Aos três especialistas a visível imobilidade do braço esquerdo de João Lourenço sugere uma monoparesia braquial esquerda, que é a diminuição da força muscular do braço esquerdo. Segundo eles, o facto de João Lourenço aparentemente levantar a perna esquerda com dificuldade é uma característica de Acidente Vascular Isquémico, cuja extensão, contudo, só uma Tomografia Computadorizada e Ressonância Magnética podem determinar.

Até à sua investidura, o Presidente João Lourenço conviveu com muitos factores predisponentes de Doença Cérebro Vascular Isquémica, nomeadamente o stress e a fadiga.

À uma extenuante campanha eleitoral, feita em todas as capitais das províncias do país e que dirigiu com a certeza de que o levaria a uma esmagadora vitória, seguiu-se uma angustiante incerteza sobre os resultados e, finalmente, a um desfecho que, desde 1992, tirou a maioria qualificada de 2/3 ao MPLA.

Num mandato que se adivinha muito problemático não apenas pela perda da maioria qualificada na Assembleia Nacional mas, essencialmente, por ser o último, os especialistas recomendam ao Presidente João Lourenço distância de factores que possam conduzir ao ressurgimento de doenças de foro neurológico. Quando ressurgem, os AVC Isquémicos são geralmente de maior grau de gravidade.

Foi um AVC Isquémico que “convenceu” José Eduardo dos Santos a desistir, em 2016, de mais um mandato a que constitucionalmente poderia concorrer. Tomou a decisão depois que esteve sob cuidados médicos especializados em Barcelona durante mais de um mês.

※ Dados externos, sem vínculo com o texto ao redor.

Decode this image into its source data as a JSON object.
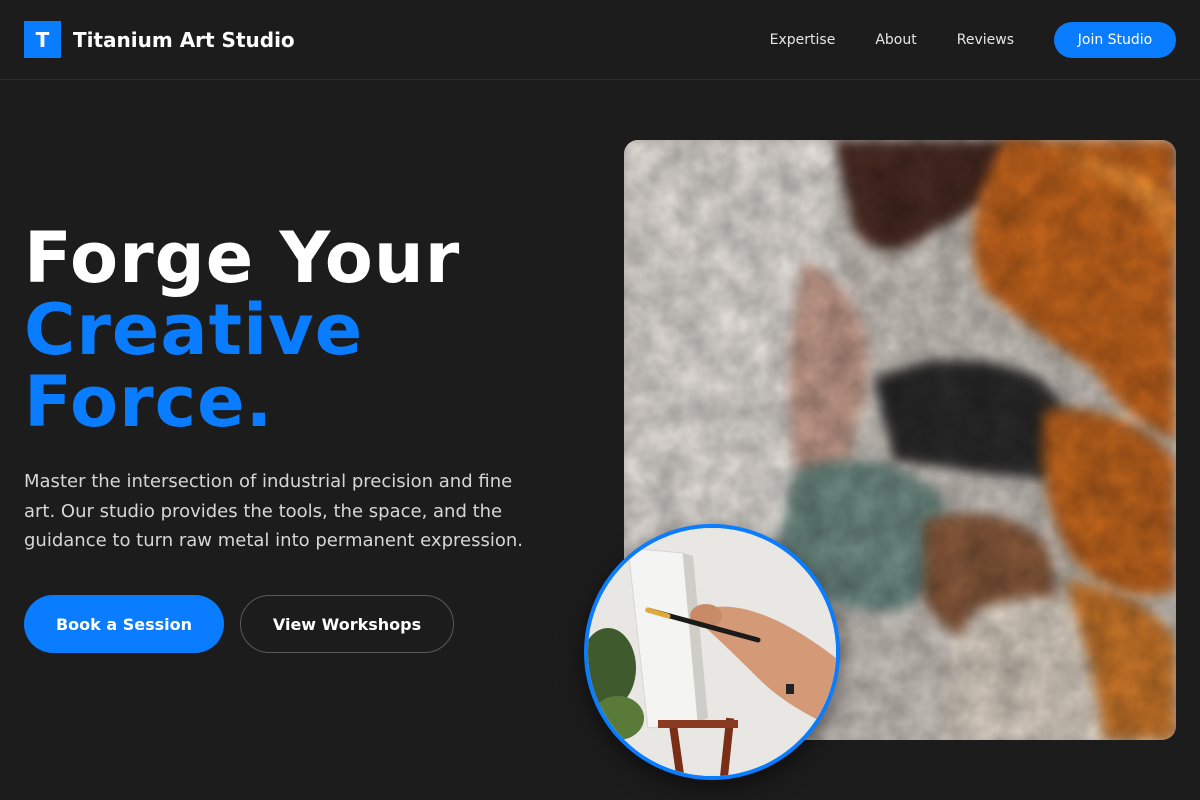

O Presidente João Lourenço tem antecedentes familiares pouco tranquilizadores. Os pais morreram na sequência de AVC. No pai, as sequelas do AVC, provavelmente hemorrágico, deixaram-no em estado vegetativo por muitos anos.

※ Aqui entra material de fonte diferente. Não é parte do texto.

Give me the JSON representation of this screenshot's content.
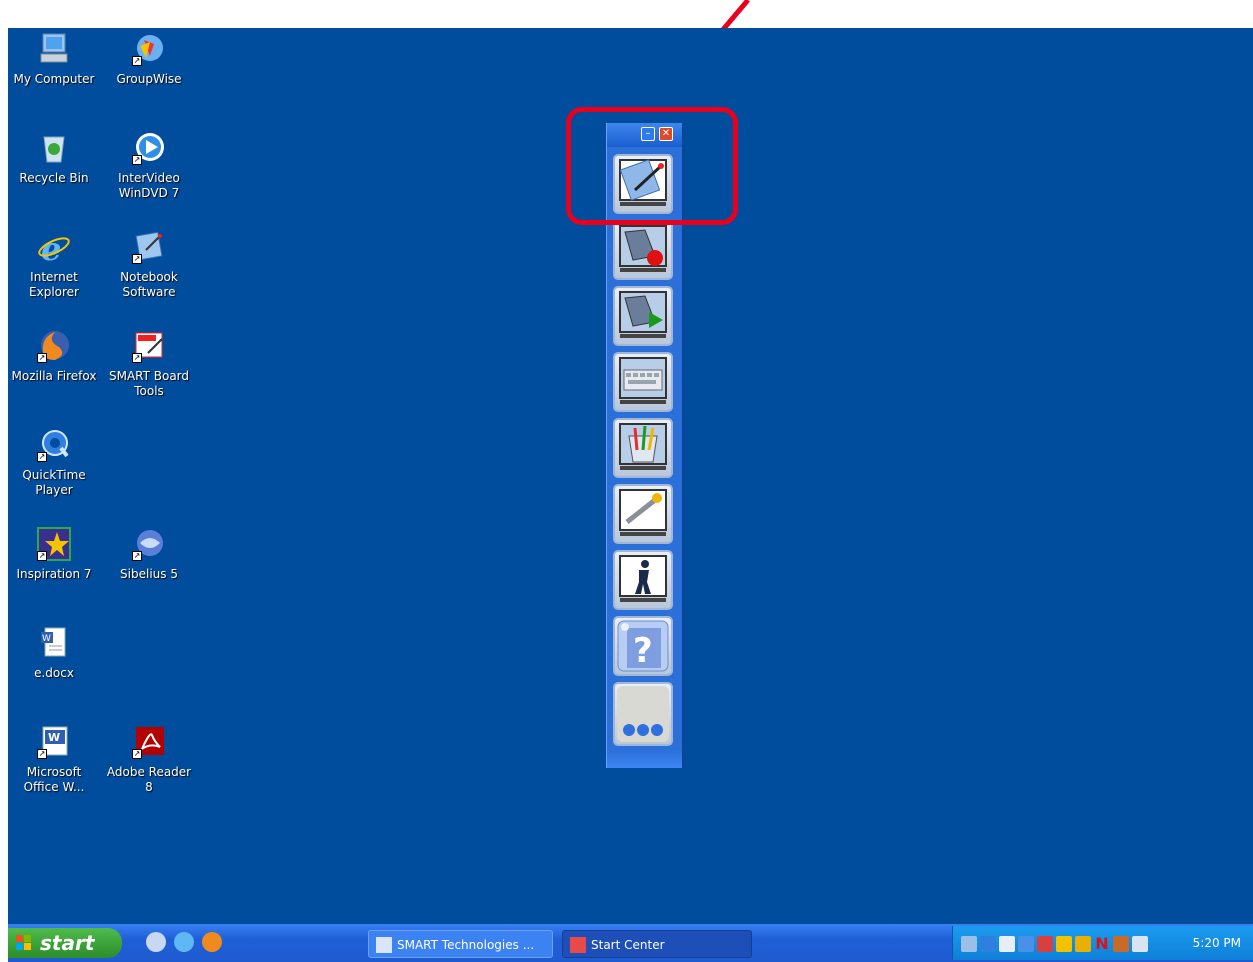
{
  "desktop": {
    "icons": [
      {
        "label": "My Computer",
        "icon": "my-computer-icon"
      },
      {
        "label": "GroupWise",
        "icon": "groupwise-icon"
      },
      {
        "label": "Recycle Bin",
        "icon": "recycle-bin-icon"
      },
      {
        "label": "InterVideo WinDVD 7",
        "icon": "windvd-icon"
      },
      {
        "label": "Internet Explorer",
        "icon": "internet-explorer-icon"
      },
      {
        "label": "Notebook Software",
        "icon": "notebook-software-icon"
      },
      {
        "label": "Mozilla Firefox",
        "icon": "firefox-icon"
      },
      {
        "label": "SMART Board Tools",
        "icon": "smart-board-tools-icon"
      },
      {
        "label": "QuickTime Player",
        "icon": "quicktime-icon"
      },
      {
        "label": "Inspiration 7",
        "icon": "inspiration-icon"
      },
      {
        "label": "Sibelius 5",
        "icon": "sibelius-icon"
      },
      {
        "label": "e.docx",
        "icon": "word-document-icon"
      },
      {
        "label": "Microsoft Office W...",
        "icon": "microsoft-word-icon"
      },
      {
        "label": "Adobe Reader 8",
        "icon": "adobe-reader-icon"
      }
    ]
  },
  "smart_toolbar": {
    "minimize_label": "–",
    "close_label": "✕",
    "tools": [
      {
        "name": "notebook-tool",
        "icon": "notebook-icon"
      },
      {
        "name": "recorder-tool",
        "icon": "recorder-icon"
      },
      {
        "name": "video-player-tool",
        "icon": "video-player-icon"
      },
      {
        "name": "keyboard-tool",
        "icon": "keyboard-icon"
      },
      {
        "name": "floating-tools",
        "icon": "pen-tray-icon"
      },
      {
        "name": "control-panel-tool",
        "icon": "wrench-icon"
      },
      {
        "name": "orient-tool",
        "icon": "orient-icon"
      },
      {
        "name": "help-tool",
        "icon": "help-icon"
      },
      {
        "name": "more-tool",
        "icon": "more-dots-icon"
      }
    ]
  },
  "annotation": {
    "highlight_color": "#e8001c",
    "arrow_color": "#e8001c"
  },
  "taskbar": {
    "start_label": "start",
    "quick_launch": [
      "settings-icon",
      "internet-explorer-icon",
      "firefox-icon"
    ],
    "tasks": [
      {
        "label": "SMART Technologies ...",
        "icon": "smart-icon"
      },
      {
        "label": "Start Center",
        "icon": "start-center-icon"
      }
    ],
    "tray_icons": [
      "network-icon",
      "volume-icon",
      "chart-icon",
      "pen-icon",
      "arrow-icon",
      "pencil-icon",
      "mail-icon",
      "n-icon",
      "gear-icon",
      "flag-icon"
    ],
    "clock": "5:20 PM"
  },
  "colors": {
    "desktop_bg": "#004d9e",
    "taskbar_bg": "#1f5fd6",
    "start_green": "#3aa338"
  }
}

Já se supunham ultrapassados os tempos em que a saúde do Presidente da República era tomada como segredo de Estado ou assunto de foro exclusivamente privado.

Os milhões de angolanos que votaram e não votaram têm todo o direito de ser informados sobre o estado de saúde do Presidente da República. 

Por força da ausência do seu titular, a Presidência da República é interinamente assegurada pela vice-Presidente Esperança Costa, uma pessoa em quem poucos angolanos votariam se as eleições fossem individuais.

É também por isso que se faz urgente quebrar o tabu sobre a saúde do Presidente da República.

Com excepção de avis raras como Núria Lopes e umas poucas, a generalidade dos cidadãos angolanos não toma o Presidente da República como alguém que é imune a doenças.